Owning a laptop and being a constant user of what our Belgian pals call Het Internet, it would be both preposterous and pretentious to call myself a latterday Luddite. But the laptop is, I think, the only thing I own which marks me as a citizen of the twenty-first century. Discounting the unused mobile (itself a 1990s model) which, it is true, could be juddered back to life (I assume), I have nothing else that I couldn’t have owned in, say, 1960. I have no television or microwave oven or digital camera or any other space age devices. This is not a conscious pose, a foolhardy attempt to be a living anachronism.

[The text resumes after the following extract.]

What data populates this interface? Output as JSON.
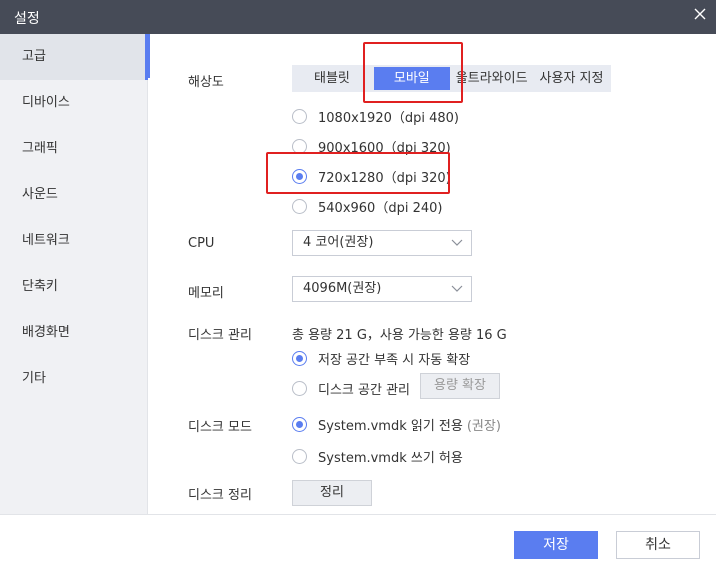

I am, for example, perfectly happy to use teabags rather than leaf tea (though how I miss the tea strainer as a numinous everyday object!). It is simply that I find it possible to live a contented life without all this stuff. And whenever I sit on a bus and watch people jabbing at the tiny keyboards on their devices, or listen to them jabbering away on their phones, and when I can restrain myself from throwing a pocketful of pebbles at their heads, I am reminded that I am better off without these things, and that one day I am going to take that old mobile phone out of the desk drawer and throw it in the bin, or crush it underfoot, or donate it to a passing mendicant.
But as I say, the laptop is an essential part of my life, one I would miss much, much more than I miss tea strainers. And it is because I am an online kinda guy that I am aware of such things as apps, which as far as I can gather are the multitudinous wonders available – essential – for mobile phones and smart phones and iPads and tablet PCs and whatever else the digital person-about-town is jabbing and gazing at and jabbering into. So it seems to me only right that in this brave new world there really ought to be a Hooting Yard app, even though I wouldn’t use it myself. The question is, what in the name of all the saints in heaven would a Hooting Yard app actually do?

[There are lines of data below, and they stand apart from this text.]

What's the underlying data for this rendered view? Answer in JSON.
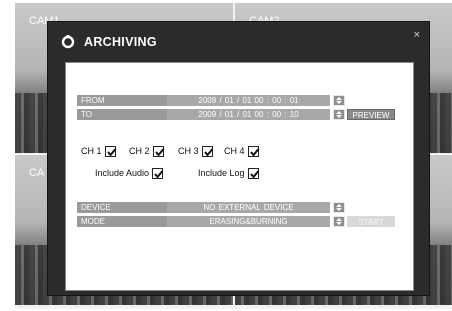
{
  "cameras": [
    "CAM1",
    "CAM2",
    "CA",
    ""
  ],
  "dialog": {
    "title": "ARCHIVING",
    "close_glyph": "×"
  },
  "from": {
    "label": "FROM",
    "value": "2009 / 01 / 01    00 : 00 : 01"
  },
  "to": {
    "label": "TO",
    "value": "2009 / 01 / 01    00 : 00 : 10",
    "preview_label": "PREVIEW"
  },
  "channels": [
    {
      "label": "CH 1",
      "checked": true
    },
    {
      "label": "CH 2",
      "checked": true
    },
    {
      "label": "CH 3",
      "checked": true
    },
    {
      "label": "CH 4",
      "checked": true
    }
  ],
  "options": {
    "include_audio": {
      "label": "Include Audio",
      "checked": true
    },
    "include_log": {
      "label": "Include Log",
      "checked": true
    }
  },
  "device": {
    "label": "DEVICE",
    "value": "NO EXTERNAL DEVICE"
  },
  "mode": {
    "label": "MODE",
    "value": "ERASING&BURNING",
    "start_label": "START"
  },
  "colors": {
    "dialog_bg": "#2b2b2b",
    "field_bg": "#a8a8a8",
    "label_bg": "#9a9a9a"
  }
}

It has occurred to me, you see, to employ a gaggle of unpaid interns to work – tirelessly, chained in a cellar, fed on slops – on the development of the Hooting Yard app. The technology, of course, holds no terrors for these young persons. They might gawp uncomprehendingly at a tea strainer, but the creation of an app comes as naturally to them as breathing. Nevertheless, in their plaintive little voices, they pipe up “What is it you want the Hooting Yard app to do, Mr Key, innit?” And thus far I have no answer ready for them. (Though in a happy moment I did consider the possibility that my app might deliver a disabling electric shock to the user upon their each and every utterance of the barbarism “innit”.)

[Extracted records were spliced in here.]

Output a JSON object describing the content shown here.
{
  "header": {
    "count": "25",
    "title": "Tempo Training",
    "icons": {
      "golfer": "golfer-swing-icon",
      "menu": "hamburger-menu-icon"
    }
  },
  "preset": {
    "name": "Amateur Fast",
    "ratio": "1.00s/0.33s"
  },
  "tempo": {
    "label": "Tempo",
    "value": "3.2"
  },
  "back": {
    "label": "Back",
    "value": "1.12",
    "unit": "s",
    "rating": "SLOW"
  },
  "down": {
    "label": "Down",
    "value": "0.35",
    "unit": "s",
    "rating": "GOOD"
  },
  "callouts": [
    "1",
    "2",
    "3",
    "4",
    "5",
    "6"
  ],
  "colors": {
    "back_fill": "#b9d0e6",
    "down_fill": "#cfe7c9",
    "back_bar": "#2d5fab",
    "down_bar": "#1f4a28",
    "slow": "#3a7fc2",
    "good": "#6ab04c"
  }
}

Having got this far, however, and recognising that a world without a Hooting Yard app is a world not worth living in, I feel I must plough on, indefatigably. But the interns will grow restive when they have completed the interim project with which I have fobbed them off, the development of the iTea Strainer. So I am appealing to the constituency of Hooting Yard readers and listeners to drum up ideas. You will, I am sure, have been sat there, jabbing and gazing at and jabbering into your device, always with that nagging thought at the back of your puny pea-sized brain that, however exciting and versatile and efficient and entertaining your pad or pod or digithingummyjig, its true potential has yet to be unleashed, because what it really needs, to justify its very existence, let alone its cost, is to have inserted into its electronic innards the app of apps, the Hooting Yard app.
When you have worked out what it will do, let me know, and I will tell the interns, by way of a note scribbled in pencil on a scrap of paper rolled up and sent through pneumatic tube down to the cellar.